Gold weakness and the strong level of dip-buying that remains in two key emerging markets

The gold price advanced over 2% Tuesday morning, climbing $48.90 to $1,669 per ounce. The price of gold has been mired in a correction that at one point wiped away over 20% of its value. Since touching $1,533 per ounce on September 26, gold has bounced over 8% to its current level above $1,650 per ounce. Heavy liquidation in the broader stock and commodity markets, as well as rumors of outsized hedge fund selling, has pressured the Gold.

While last month’s sell-off in gold may have rattled many investors, that has not been the case in China, at least according to Scotia Mocatta.

In a note to clients on Monday, the firm discussed the Gold weakness and the strong level of dip-buying that remains in two key emerging markets.
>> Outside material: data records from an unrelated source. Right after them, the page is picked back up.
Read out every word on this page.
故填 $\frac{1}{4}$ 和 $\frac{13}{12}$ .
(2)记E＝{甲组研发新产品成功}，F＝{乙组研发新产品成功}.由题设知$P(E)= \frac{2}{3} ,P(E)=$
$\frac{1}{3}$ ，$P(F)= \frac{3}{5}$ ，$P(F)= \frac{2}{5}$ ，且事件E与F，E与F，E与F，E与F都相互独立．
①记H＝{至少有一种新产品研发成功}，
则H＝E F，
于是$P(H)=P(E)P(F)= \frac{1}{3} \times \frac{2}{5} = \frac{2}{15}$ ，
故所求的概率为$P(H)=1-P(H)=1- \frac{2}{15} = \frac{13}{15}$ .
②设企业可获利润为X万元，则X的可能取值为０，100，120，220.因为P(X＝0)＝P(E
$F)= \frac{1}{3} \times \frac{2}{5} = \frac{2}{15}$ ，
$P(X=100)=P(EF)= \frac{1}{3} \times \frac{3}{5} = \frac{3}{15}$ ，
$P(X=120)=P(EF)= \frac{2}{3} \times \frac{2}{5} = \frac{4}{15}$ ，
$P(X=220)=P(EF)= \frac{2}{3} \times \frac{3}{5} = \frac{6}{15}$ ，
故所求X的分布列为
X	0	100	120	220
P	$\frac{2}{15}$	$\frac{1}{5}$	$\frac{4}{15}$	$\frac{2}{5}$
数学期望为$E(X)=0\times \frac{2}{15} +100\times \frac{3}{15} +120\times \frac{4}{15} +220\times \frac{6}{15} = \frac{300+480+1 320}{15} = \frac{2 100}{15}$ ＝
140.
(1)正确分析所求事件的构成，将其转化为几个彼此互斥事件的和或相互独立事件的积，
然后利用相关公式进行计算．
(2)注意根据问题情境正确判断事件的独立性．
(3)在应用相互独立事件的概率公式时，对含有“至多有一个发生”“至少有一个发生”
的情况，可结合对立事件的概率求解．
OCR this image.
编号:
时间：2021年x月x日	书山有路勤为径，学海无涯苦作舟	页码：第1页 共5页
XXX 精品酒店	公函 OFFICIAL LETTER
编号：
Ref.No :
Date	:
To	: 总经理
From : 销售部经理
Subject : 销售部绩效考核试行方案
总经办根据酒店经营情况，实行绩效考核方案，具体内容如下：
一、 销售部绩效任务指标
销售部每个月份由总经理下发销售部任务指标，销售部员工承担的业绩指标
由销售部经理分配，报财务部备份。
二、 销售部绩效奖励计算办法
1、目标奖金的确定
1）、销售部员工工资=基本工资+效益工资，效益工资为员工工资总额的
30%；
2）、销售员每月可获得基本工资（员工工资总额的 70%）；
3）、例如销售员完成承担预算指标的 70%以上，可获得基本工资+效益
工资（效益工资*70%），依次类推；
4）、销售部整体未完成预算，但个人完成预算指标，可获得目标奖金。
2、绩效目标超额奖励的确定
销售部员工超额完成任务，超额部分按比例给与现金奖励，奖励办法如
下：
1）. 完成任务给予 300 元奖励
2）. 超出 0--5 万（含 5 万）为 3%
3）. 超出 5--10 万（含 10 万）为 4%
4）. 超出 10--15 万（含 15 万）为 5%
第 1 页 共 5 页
“Over the past 2 weeks commodities, including gold, have been in the crusher, although to be fair losses in non USD currencies have been significantly less than those that have been suffered at the hands of the strong USD,” analysts at Scotia Mocatta wrote. ”Although the ranges have been more vicious than normal this type of trading pattern has been seen many times before i.e. ETFs lose inventory and people liquidate profitable positions in gold to cover off margin calls elsewhere but when all is said and done the gold as a currency players and the gold as a physical store of value buyers use these ‘dips’ as ideal buying opportunities and this is exactly what has happened and is happening yet again in the gold market.”

The firm went on to note that “Physical into Asia (China) continues to be as strong as an Ox and with Diwali due to fall on 26th October this year India will not be far behind. Couple that with a nervous end / beginning to the quarter and it’s no wonder that gold is back at $1660 as I write and more importantly leading the way on the crosses with strong recoveries across the board.”